Em nota enviada por sua assessoria, o senador Flávio Bolsonaro chamou o relatório de "alucinação" e afirmou que as acusações contra ele e contra o governo "não têm base jurídica e sequer fazem sentido."

A assessoria jurídica de Carlos Bolsonaro disse que um eventual indiciamento não tem fundamento "nos fatos apurados na CPI e nas inúmeras narrativas que foram criadas e que não se sustentaram com o tempo." Segundo a assessoria, o vereador "não tem qualquer relação com as medidas adotadas no enfrentamento da pandemia pelo governo federal".

O ministro Onyx Lorenzoni não comentará o relatório, segundo sua assessoria de imprensa.

O deputado federal Ricardo Barros disse que vai processar o senador Renan Calheiros "por abuso de autoridade e denunciação caluniosa."

A deputada federal Carla Zambelli informou que entrou com pedido de habeas corpus no STF (Supremo Tribunal Federal) para que seja ouvida na CPI da Covid.
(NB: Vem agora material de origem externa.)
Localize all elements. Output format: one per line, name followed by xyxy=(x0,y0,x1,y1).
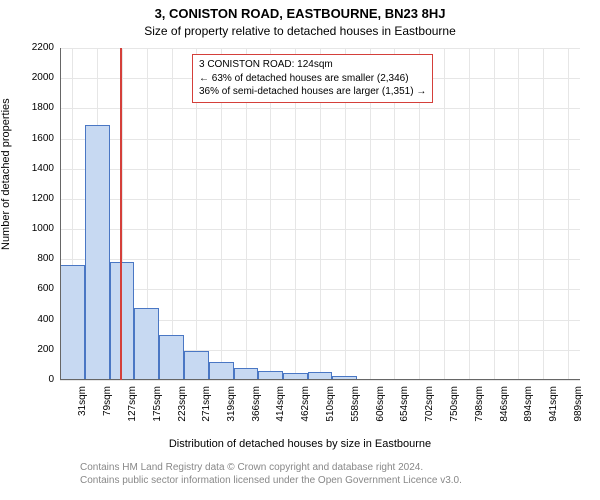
histogram-bar xyxy=(60,265,85,380)
grid-line-v xyxy=(469,48,470,380)
x-tick-label: 989sqm xyxy=(573,386,584,436)
y-tick-label: 600 xyxy=(0,283,54,294)
y-tick-label: 1200 xyxy=(0,193,54,204)
x-tick-label: 798sqm xyxy=(474,386,485,436)
annotation-line-3: 36% of semi-detached houses are larger (… xyxy=(199,85,426,99)
grid-line-v xyxy=(172,48,173,380)
grid-line-v xyxy=(494,48,495,380)
y-tick-label: 1800 xyxy=(0,102,54,113)
x-tick-label: 606sqm xyxy=(375,386,386,436)
y-tick-label: 200 xyxy=(0,344,54,355)
x-tick-label: 79sqm xyxy=(102,386,113,436)
y-axis-line xyxy=(60,48,61,380)
y-tick-label: 1600 xyxy=(0,133,54,144)
annotation-line-2: ← 63% of detached houses are smaller (2,… xyxy=(199,72,426,86)
x-tick-label: 846sqm xyxy=(499,386,510,436)
x-tick-label: 510sqm xyxy=(325,386,336,436)
chart-title: 3, CONISTON ROAD, EASTBOURNE, BN23 8HJ xyxy=(0,6,600,21)
x-tick-label: 366sqm xyxy=(251,386,262,436)
y-tick-label: 800 xyxy=(0,253,54,264)
histogram-bar xyxy=(184,351,209,380)
x-tick-label: 750sqm xyxy=(449,386,460,436)
x-tick-label: 702sqm xyxy=(424,386,435,436)
x-tick-label: 462sqm xyxy=(300,386,311,436)
attribution-line-1: Contains HM Land Registry data © Crown c… xyxy=(80,462,590,475)
y-tick-label: 1000 xyxy=(0,223,54,234)
x-tick-label: 271sqm xyxy=(201,386,212,436)
x-tick-label: 941sqm xyxy=(548,386,559,436)
x-tick-label: 894sqm xyxy=(523,386,534,436)
x-tick-label: 319sqm xyxy=(226,386,237,436)
x-tick-label: 175sqm xyxy=(152,386,163,436)
annotation-line-1: 3 CONISTON ROAD: 124sqm xyxy=(199,58,426,72)
y-tick-label: 0 xyxy=(0,374,54,385)
y-tick-label: 400 xyxy=(0,314,54,325)
histogram-bar xyxy=(134,308,159,380)
histogram-bar xyxy=(209,362,234,380)
x-tick-label: 127sqm xyxy=(127,386,138,436)
grid-line-v xyxy=(444,48,445,380)
x-tick-label: 558sqm xyxy=(350,386,361,436)
plot-area: 3 CONISTON ROAD: 124sqm← 63% of detached… xyxy=(60,48,580,380)
histogram-bar xyxy=(159,335,184,380)
grid-line-v xyxy=(568,48,569,380)
x-axis-line xyxy=(60,379,580,380)
x-tick-label: 414sqm xyxy=(275,386,286,436)
y-tick-label: 2200 xyxy=(0,42,54,53)
grid-line-h xyxy=(60,380,580,381)
histogram-bar xyxy=(85,125,110,380)
attribution-line-2: Contains public sector information licen… xyxy=(80,475,590,488)
grid-line-v xyxy=(543,48,544,380)
x-axis-label: Distribution of detached houses by size … xyxy=(0,438,600,450)
x-tick-label: 654sqm xyxy=(399,386,410,436)
chart-container: { "title_line1": "3, CONISTON ROAD, EAST… xyxy=(0,0,600,500)
histogram-bar xyxy=(110,262,135,380)
marker-line xyxy=(120,48,122,380)
grid-line-v xyxy=(518,48,519,380)
y-tick-label: 1400 xyxy=(0,163,54,174)
x-tick-label: 31sqm xyxy=(77,386,88,436)
annotation-box: 3 CONISTON ROAD: 124sqm← 63% of detached… xyxy=(192,54,433,103)
y-tick-label: 2000 xyxy=(0,72,54,83)
x-tick-label: 223sqm xyxy=(177,386,188,436)
chart-subtitle: Size of property relative to detached ho… xyxy=(0,24,600,38)
attribution: Contains HM Land Registry data © Crown c… xyxy=(80,462,590,487)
Em nota, a deputada disse que o CPP (Código de Processo Penal) "garante a todo cidadão o direito à ampla defesa e sugere aos demais possíveis indiciados que façam o mesmo". O processo foi distribuído ao ministro Ricardo Lewandowski, que já intimou a CPI para prestar esclarecimentos.
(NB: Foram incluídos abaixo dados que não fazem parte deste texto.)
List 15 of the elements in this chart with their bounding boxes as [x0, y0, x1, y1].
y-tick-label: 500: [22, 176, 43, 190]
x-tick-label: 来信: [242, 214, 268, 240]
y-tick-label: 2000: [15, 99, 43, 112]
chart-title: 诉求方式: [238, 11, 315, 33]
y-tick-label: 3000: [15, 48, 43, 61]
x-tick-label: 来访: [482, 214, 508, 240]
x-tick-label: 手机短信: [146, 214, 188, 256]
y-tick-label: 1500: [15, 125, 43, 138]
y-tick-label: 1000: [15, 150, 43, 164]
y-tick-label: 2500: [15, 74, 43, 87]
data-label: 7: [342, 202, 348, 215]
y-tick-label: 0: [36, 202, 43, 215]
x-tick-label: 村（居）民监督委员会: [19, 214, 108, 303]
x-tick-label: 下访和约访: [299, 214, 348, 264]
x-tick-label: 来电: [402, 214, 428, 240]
A deputada federal Bia Kicis foi procurada três vezes por telefone por meio de sua assessoria de imprensa, conforme orientação de seu gabinete, mas não comentou. Também não respondeu por mensagem de texto, nem enviou posicionamento até a última atualização deste texto.

Na quarta (20), via Twitter, Leandro Ruschel disse que a CPI criminaliza conservadores e ataca a liberdade de expressão. Ele afirmou que foi acusado de incitação ao crime "por posts de Twitter que não trazem fake news, um um conceito vago que passou a significar tudo aquilo que o seu oponente político defende, tampouco incitação a cometer qualquer crime". Segundo Ruschel, nenhum de seus posts apresentados no relatório "sugere que alguém desobedeça lei alguma".

Oswaldo Eustáquio disse que a CPI "foi um um teatro dos senadores para chegar a uma conclusão falsa" e questionou ter sido alvo de um pedido de indiciamento sem ser ouvido para se defender.

O UOL aguarda manifestações dos outros citados.